Throughout the latter forties I not only wrote for the abolitionist cause, but I also began to write about the unprecedented growth taking place in the Kansas-Nebraska region.
     Then, in 1849, I witnessed the dark root of evil sprout its gilded shoots from American soil. Gold had been unearthed at Sutter's Mill. "Westward Ho!" the settlers cried, rushing down the Santa Fe Trail, the California Trail, the Gila Trail, dusty arteries that led thousands to their dream of instant riches. As a reporter, I covered the Oregon Trail, from its point of origin to Fort Kearny, Nebraska, just south of the mighty Platte.
     The western sky is dark. The white man's insatiable pursuit of gold and land, his determination to accumulate wealth, is truly fierce! The Founding Fathers sacrificed their lives, fortunes, and sacred honor for fundamental truths. We have replaced their original goals of religious liberty with our own, a civil religion based on selfish ambition.
     Our altar is the land and its resources; our sacrifices are the Negro and Indian; our sacraments are the inventions of our own hands: the steam locomotive, the telegraph wire, and the cotton gin.

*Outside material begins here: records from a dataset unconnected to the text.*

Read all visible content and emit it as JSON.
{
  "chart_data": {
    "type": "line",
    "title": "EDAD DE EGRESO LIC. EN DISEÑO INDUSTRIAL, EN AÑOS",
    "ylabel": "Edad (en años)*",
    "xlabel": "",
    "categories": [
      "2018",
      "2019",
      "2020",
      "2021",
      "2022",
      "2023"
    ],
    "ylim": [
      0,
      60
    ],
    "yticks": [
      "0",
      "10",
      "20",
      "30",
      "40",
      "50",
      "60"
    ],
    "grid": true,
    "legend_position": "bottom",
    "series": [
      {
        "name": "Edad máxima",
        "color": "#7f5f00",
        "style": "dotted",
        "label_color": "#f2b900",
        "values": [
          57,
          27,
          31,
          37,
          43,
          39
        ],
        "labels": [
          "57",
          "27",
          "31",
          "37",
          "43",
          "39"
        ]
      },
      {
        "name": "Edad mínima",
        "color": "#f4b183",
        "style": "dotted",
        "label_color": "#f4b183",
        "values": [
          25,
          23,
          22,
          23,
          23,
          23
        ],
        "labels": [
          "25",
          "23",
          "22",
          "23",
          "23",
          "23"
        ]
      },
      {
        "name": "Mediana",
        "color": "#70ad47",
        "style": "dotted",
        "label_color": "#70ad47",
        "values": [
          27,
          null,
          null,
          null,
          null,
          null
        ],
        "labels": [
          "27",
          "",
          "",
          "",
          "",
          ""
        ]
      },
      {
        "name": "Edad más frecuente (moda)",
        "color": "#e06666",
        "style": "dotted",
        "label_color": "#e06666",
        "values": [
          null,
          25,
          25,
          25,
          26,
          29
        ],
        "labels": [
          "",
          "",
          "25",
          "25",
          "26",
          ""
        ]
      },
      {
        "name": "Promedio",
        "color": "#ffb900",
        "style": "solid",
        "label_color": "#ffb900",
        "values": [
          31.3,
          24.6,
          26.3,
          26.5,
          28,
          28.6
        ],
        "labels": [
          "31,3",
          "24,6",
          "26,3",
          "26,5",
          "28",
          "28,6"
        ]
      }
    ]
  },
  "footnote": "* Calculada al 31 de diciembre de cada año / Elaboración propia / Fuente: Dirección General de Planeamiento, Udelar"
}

     Is not the dark root that which brings forth the cry of the blood?

Full Circle

What have I learned? When I was young, I spoke as a child. I saw through a glass darkly, knowing only in part the mysteries of God's will that are bound up in His call upon my life. The bitter springs have not stopped flowing, the cry of the blood has not ceased and the dark root of evil in men's souls continues to spread like madness across the land. Sectional pride, malice and greed course through our veins! If this nation is to be saved from "civil feuds" and the shedding of "fraternal blood" as Webster so feared in 1830, then it needs strong medicine, as I have noted profusely in my research on the Founding Fathers.